Quand j’ai lu dernièrement un article de La Presse disant que la pandémie pèse tellement lourd sur la santé mentale des Québécois que la prescription d’antidépresseurs a augmenté deux fois plus vite en moyenne dans la province que dans les quinze dernières années, j’ai voulu parler avec un spécialiste d’un sujet que je trouve hyper important et dont on parle peu : l’incidence de la médication sur la vie sexuelle des gens. J’ai eu un entretien téléphonique avec le sexologue et psychothérapeute François Renaud qui dirige la clinique Le Sexologue de Montréal.
ANTIDÉPRESSEURS : ONT-ILS UN IMPACT SUR LA VIE SEXUELLE?

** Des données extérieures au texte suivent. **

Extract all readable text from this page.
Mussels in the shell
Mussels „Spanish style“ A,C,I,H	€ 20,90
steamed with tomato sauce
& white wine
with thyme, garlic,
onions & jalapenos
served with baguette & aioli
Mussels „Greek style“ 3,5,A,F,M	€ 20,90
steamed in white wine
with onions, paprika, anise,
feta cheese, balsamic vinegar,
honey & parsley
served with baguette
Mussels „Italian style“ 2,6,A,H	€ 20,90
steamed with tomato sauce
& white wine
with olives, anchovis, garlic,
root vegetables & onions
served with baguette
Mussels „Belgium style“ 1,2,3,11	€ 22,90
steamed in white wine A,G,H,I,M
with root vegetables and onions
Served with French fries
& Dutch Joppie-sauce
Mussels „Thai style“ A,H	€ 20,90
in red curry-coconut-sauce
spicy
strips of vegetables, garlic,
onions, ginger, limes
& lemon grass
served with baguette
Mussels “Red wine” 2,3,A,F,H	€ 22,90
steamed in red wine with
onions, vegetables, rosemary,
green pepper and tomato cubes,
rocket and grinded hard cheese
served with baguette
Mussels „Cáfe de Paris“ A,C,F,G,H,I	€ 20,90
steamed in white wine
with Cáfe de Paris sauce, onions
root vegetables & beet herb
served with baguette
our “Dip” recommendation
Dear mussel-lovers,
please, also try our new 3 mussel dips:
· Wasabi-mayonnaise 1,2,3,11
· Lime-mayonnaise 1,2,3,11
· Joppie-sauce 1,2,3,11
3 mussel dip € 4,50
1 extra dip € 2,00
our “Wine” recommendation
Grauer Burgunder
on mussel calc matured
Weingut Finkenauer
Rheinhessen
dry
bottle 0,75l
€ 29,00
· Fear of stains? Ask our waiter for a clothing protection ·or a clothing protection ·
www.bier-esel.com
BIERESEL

Selon le sexologue, oui. Mais comme il n’y a pas une recette universelle en matière d’antidépresseurs et que chacun répond différemment aux diverses molécules selon sa génétique, les effets négatifs sur la sexualité varient grandement selon la personne. Certains ont une panne de désir alors pour d’autres, les effets néfastes se manifestent sous forme de problèmes « mécaniques » comme une difficulté à voir une érection ou à lubrifier correctement. Parfois, c’est l’orgasme qui est difficile voire impossible à atteindre. Comment savoir si la médication est en cause? Ce n’est pas une science exacte, mais on m’a expliqué que si le désir sexuel est souvent amoindri pendant la dépression, celle-ci ne devrait pas avoir d’incidence au niveau de l’orgasme ou de l’excitation. Il reste tout de même une zone grise puisqu’il faut considérer que si on a moins de désir sexuel, l’excitation sexuelle et la capacité à obtenir un orgasme peuvent être diminués par la bande. Chez les femmes, la préménopause et la ménopause peuvent aussi causer une diminution du désir et de la lubrification. Dans le doute, mieux vaut en discuter avec son médecin ou pharmacien.
TROUVER SON ÉQUILIBRE
Les antidépresseurs se déclinent en différentes molécules et dosages et il faut parfois du temps pour trouver sa recette. François a vu la situation de certains de ses clients s’améliorer avec un simple ajustement de dosage. Pour certaines personnes, les effets néfastes sont surmontables avec un peu de patience alors que pour d’autres, la panne de désir reste présente et la sexualité devient inexistante. Il y a alors un choix à faire : accepter d’avoir une sexualité différente ou vivre ses troubles anxieux ou dépressifs. Il faut trouver son équilibre, ce avec quoi on vit le mieux selon sa situation actuelle.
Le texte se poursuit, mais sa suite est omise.